L'organisation de la Confédération de l'Allemagne du Nord (1er juillet 1867), dont le roi Guillaume devenait président, lui donnait la direction militaire et politique des Etats du Nord de l'Allemagne; en même temps, par des arrangements avec les princes de l'Allemagne du Sud, il obtenait le commandement des contingents militaires de leurs Etats. Une nouvelle Allemagne achevait de se constituer. La guerre avec la France allait permettre de l'organiser définitivement. La question du Luxembourg, sans se terminer tout à fait au gré de la Prusse, ne satisfaisait nullement Napoléon III. Cependant Guillaume se préparait à la guerre contre la France. Le 5 juin il alla, en même temps que l'empereur Alexandre Il de Russie, faire visite à Napoléon III. A son retour, il acheva la réorganisation de l'armée et de la marine allemandes et se trouva prêt pour la guerre qu'il eut l'habileté de faire déclarer par la France.

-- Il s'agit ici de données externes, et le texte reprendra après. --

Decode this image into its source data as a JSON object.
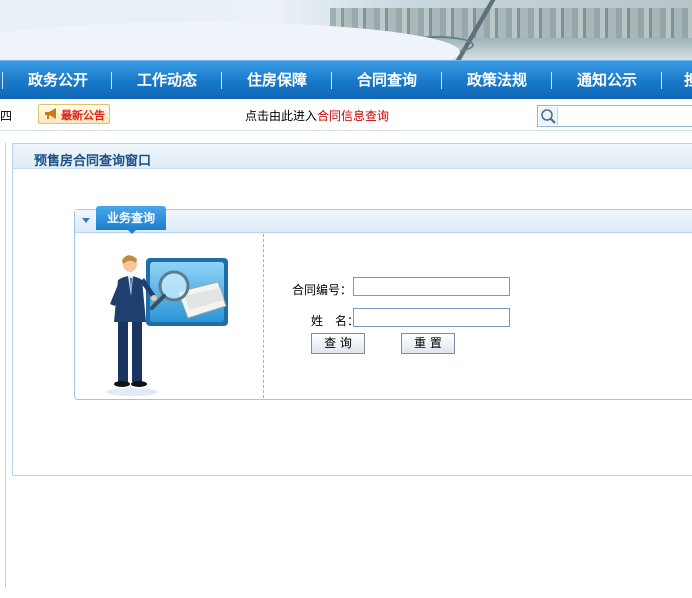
{
  "nav": {
    "items": [
      "政务公开",
      "工作动态",
      "住房保障",
      "合同查询",
      "政策法规",
      "通知公示",
      "担"
    ]
  },
  "notice": {
    "cut_text": "四",
    "badge_label": "最新公告",
    "enter_prefix": "点击由此进入",
    "enter_link": "合同信息查询"
  },
  "search": {
    "placeholder": "",
    "value": ""
  },
  "panel": {
    "title": "预售房合同查询窗口"
  },
  "box": {
    "tab_label": "业务查询"
  },
  "form": {
    "contract_label": "合同编号：",
    "contract_value": "",
    "name_label": "姓　名：",
    "name_value": "",
    "query_button": "查 询",
    "reset_button": "重 置"
  },
  "colors": {
    "nav": "#1979c9",
    "accent_red": "#d10000",
    "title": "#1b4f86"
  }
}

La participation plus ou moins personnelle qu'il eut dans les événements qui ont transformé l'Allemagne est difficile à déterminer. Deux noms résument les grands événements de son . règne: Bismarck, pour la diplomatie et la politique; de Moltke, pour l'organisation et l'exécution des opérations militaires. La rupture motivée par la candidature
du prince de Hohenzollern au trône
d'Espagne et rendue définitive par
l'entrevue d'Ems avec Benedetti (juillet 1870) amena la déclaration
de guerre. Le roi Guillaume quitta Berlin le 31 juillet et prit à
Mayence, le 2 août, le commandement général de l'armée
allemande. Le 11 août, il passa la frontière française,
assista personnellement aux batailles de Gravelotte (18 août), de
Sedan (1er
septembre) et eut une courte entrevue avec Napoléon III au châàteau
de Bellevue (2 septembre). Du 5 octobre 1870 au 7 mars 1871, il eut son
quartier général à Versailles,
d'où il dirigea les opérations militaires et l'organisation
politique de l'empire allemand (Guerre
de 1870). Il fut couronné empereur d'Allemagne le 18 janvier
1874 dans la galerie des Glaces de Versailles. Les proclamations représentèrent
le nouvel empire comme une continuation de l'ancien empire germanique.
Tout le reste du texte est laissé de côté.